Can a pen really be mightier than the sword as Edward Bulwer Lytton, the English playwright popularly said in 1839? Well, there is one scenario where that is true in the literal sense. If you watched the legendary James Bond movie “Never Say Never Again”, then you probably know where this is headed. The Pen gun is everything its name suggests. It’s a single shot pistol which looks just like a pen and can be folded open to access the trigger. It’s more commonly known as the Braverman Stinger; a title it got from its inventor, R. J. Braverman.
As stated earlier stated, the Pen gun appears exactly like a 6-inch pen by default and cannot fire shots while in this configuration. To fire, it needs to be converted into a pistol by pulling and pivoting of a cylinder located on the hinge joint to the conventional barrel (2 inches). Once that is done, the guns identity is revealed by a small trigger. You can then fire by pointing the muzzle end at the target and pushing the trigger upward.
Because the Braverman stinger does not fire when assuming the pen mode, the ATF categorized it as a handgun rather than an NFA regulated AOW (Any Other Weapon) device. This made the Stinger relatively easier to get without the need to go through the hassles of filling out form 4, acquiring CLEO signatures, tax stamps and other requirements for obtaining more exotic firearms.
Production and Sale History
Bob Braverman, the brain behind the stinger pen gun started selling his invention in 1991 having filled for a patent with American Derringer Company (ADC) the year before. He soon left ADC and established his R. J. Braverman Corporation which was in full operation until 1997. In that time, the company produced and sold the gun in several calibers. These included pen guns 22 Magnum, .22 LR, .25 ACP, .32 ACP as well as the .380 ACP. At the time, you could even get a special gold-plated model if you are a big fan of James Bond. The company also produced a folding revolver which is like today’s Chiappa Firearms Rhino.

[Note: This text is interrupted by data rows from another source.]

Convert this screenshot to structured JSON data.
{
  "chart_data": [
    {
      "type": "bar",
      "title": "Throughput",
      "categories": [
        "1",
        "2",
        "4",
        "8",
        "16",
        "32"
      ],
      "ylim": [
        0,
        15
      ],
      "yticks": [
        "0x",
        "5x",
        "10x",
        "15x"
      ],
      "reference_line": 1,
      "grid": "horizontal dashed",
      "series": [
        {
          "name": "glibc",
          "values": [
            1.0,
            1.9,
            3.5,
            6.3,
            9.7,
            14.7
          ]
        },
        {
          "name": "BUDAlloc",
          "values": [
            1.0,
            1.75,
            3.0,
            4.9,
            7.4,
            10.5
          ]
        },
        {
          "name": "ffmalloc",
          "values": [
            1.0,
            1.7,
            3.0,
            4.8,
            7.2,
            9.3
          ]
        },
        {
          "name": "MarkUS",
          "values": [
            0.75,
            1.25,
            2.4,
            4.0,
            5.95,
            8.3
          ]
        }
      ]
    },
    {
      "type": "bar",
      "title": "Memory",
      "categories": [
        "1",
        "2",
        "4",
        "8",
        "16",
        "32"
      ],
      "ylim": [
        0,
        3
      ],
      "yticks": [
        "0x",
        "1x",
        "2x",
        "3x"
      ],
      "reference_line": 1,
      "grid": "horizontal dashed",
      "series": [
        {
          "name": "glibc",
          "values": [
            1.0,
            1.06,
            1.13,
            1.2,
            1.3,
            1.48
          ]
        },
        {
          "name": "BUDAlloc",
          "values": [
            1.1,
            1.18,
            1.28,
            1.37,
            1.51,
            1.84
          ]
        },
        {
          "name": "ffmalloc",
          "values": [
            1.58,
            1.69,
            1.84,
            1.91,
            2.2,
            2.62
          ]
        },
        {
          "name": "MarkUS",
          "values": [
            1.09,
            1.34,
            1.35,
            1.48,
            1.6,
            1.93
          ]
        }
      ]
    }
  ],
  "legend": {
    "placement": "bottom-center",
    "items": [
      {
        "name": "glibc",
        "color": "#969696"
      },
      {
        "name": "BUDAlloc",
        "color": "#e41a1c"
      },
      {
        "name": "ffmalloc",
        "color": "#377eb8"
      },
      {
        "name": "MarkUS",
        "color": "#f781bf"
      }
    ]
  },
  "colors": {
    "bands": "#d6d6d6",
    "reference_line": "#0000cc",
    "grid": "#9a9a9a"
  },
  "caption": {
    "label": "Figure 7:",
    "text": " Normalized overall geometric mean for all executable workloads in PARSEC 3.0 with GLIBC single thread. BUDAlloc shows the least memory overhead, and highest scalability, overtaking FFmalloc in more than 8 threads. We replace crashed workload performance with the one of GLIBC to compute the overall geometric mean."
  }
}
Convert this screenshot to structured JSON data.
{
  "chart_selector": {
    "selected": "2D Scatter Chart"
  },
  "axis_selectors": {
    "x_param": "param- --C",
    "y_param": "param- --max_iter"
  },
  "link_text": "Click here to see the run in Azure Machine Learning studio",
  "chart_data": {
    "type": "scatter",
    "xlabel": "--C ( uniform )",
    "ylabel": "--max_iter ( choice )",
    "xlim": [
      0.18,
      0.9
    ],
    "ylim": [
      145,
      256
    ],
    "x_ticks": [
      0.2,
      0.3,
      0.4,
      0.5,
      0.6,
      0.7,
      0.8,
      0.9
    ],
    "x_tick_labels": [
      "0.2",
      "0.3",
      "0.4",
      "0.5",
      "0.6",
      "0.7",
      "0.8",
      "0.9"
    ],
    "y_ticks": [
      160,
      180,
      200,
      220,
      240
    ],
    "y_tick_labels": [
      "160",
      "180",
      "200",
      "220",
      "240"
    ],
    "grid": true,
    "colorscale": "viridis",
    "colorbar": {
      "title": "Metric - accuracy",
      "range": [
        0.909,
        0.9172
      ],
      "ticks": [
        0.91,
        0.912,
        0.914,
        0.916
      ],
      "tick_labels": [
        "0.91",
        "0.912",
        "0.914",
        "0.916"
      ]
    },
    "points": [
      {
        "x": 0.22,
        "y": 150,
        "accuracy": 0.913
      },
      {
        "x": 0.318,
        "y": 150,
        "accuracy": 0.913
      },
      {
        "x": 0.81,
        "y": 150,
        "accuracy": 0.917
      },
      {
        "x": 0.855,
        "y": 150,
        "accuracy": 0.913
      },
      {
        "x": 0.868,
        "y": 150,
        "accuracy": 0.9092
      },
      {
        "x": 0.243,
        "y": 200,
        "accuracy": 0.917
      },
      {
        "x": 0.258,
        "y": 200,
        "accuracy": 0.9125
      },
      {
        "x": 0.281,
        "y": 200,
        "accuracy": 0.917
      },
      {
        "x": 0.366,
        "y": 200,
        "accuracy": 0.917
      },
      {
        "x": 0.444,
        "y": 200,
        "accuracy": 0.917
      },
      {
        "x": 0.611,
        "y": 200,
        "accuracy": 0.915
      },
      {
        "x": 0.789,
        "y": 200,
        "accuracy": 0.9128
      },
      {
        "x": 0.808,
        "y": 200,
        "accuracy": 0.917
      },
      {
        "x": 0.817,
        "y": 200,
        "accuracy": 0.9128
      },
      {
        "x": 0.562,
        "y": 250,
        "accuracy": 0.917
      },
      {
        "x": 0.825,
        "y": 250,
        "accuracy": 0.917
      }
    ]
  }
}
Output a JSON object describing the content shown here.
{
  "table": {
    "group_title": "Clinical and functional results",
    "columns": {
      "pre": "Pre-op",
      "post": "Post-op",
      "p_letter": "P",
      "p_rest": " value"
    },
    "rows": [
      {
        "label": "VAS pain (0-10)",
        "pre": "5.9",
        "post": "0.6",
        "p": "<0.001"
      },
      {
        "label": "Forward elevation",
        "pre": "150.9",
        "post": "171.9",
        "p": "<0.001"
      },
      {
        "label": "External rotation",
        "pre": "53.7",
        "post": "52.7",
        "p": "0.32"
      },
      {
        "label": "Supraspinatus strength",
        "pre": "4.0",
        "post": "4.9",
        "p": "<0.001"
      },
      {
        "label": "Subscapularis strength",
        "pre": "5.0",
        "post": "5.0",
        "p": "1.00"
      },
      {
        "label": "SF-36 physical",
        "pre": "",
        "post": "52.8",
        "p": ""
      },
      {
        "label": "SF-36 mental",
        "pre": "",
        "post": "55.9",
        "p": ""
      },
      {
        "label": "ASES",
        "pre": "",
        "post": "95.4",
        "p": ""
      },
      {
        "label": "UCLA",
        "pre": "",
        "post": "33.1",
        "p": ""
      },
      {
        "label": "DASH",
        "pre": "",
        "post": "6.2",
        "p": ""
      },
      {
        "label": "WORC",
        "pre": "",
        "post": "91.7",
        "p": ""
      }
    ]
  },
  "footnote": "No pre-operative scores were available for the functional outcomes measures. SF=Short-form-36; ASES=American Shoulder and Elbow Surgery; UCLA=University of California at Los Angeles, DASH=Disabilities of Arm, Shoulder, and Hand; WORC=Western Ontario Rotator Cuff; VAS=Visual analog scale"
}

The Corporation went out of production for about six years, but production of the Stinger began again in 2002, under a new name; the Stinger Manufacturing Company which had ties with R. J. Braverman, the original inventor of the pen pistol design. That company also went out of service after a couple of years. The actual number of Stinger Pen Guns manufactured under the three different names is largely unknown. One thing is for sure, the fact that not many of them were made and there is only a handful of them left today.
So, can you get one today?
Production of the Braverman Stinger has ceased for nearly two decades. Back in the days, you could walk into an armory and get one for around 100 US Dollars. Today, the prices are considerably higher because there isn’t a lot of them out there. You will need to part with over 500 US Dollars to buy a rimfire model while the 0.32 and 0.380 models will cost you almost double that amount.